Abstract Primary dermatological disorders which are frequently exacerbated by stress and whose course is affected by the psychological state of the patient are called psychophysiologic or psychosomatic diseases. Psychosocial stress plays a major role in the onset and/or aggravation of these skin diseases. A close relationship between the skin and the mind mediated via hormones and neurotransmitters and altered cutaneous permeability barrier homeostasis by psychological stress constitute the basic psychopathology. The common skin conditions precipitated/aggravated by stress include psoriasis, vitiligo, atopic dermatitis, acne vulgaris, alopecia areata, urticaria, lichen planus, prurigo, seborrheic dermatitis, and hyperhidrosis. These cutaneous diseases often have a chronic, unpredictable course with multiple remissions and relapses leading to significant psychiatric morbidity, and disease-related stress further acts as an aggravating factor for the cutaneous disease leading to a vicious cycle.
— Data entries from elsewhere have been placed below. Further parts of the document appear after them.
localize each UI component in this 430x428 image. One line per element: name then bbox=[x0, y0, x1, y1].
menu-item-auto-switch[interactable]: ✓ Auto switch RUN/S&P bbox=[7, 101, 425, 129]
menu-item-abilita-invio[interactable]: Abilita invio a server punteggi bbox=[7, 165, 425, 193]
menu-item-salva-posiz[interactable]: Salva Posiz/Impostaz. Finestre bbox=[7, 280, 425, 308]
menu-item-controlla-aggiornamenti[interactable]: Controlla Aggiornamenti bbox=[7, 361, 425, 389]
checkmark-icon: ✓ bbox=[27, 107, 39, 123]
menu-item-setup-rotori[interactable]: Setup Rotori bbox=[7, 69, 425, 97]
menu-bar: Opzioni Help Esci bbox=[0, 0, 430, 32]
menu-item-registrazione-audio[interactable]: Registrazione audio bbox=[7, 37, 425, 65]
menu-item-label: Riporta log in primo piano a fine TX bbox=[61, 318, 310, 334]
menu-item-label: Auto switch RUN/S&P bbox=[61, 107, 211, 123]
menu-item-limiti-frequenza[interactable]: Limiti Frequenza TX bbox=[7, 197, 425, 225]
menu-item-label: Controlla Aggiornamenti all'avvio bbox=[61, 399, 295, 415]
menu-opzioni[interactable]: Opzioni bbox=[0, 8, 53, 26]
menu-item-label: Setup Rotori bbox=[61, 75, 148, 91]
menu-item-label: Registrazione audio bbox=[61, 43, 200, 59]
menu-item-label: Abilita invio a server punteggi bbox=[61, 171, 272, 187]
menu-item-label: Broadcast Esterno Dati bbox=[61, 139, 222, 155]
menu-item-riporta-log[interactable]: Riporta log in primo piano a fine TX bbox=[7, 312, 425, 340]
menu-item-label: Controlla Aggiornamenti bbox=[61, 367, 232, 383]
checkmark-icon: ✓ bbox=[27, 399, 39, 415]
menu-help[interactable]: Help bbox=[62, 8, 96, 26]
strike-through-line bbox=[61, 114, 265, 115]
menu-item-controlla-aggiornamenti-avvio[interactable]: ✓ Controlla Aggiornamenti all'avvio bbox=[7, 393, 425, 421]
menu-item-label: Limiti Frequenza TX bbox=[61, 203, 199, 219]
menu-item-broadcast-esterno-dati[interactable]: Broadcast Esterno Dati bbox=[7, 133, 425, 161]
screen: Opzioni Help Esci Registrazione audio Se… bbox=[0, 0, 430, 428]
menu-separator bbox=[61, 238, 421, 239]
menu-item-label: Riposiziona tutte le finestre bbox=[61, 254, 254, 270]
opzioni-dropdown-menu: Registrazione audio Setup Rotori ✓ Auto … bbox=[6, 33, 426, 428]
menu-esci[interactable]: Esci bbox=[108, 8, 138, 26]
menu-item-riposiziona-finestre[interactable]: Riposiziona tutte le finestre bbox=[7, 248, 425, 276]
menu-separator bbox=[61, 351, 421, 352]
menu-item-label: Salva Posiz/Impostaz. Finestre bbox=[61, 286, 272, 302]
Increased awareness about these psychophysiologic diseases among dermatologists has helped to incorporate psychotherapeutic treatment in the form of psychotropic drugs and nonpharmacological interventions in the management of these patients. A multidisciplinary approach consisting of dermatologists along with psychiatrists and psychologists in a liaison framework has proven useful for these patients.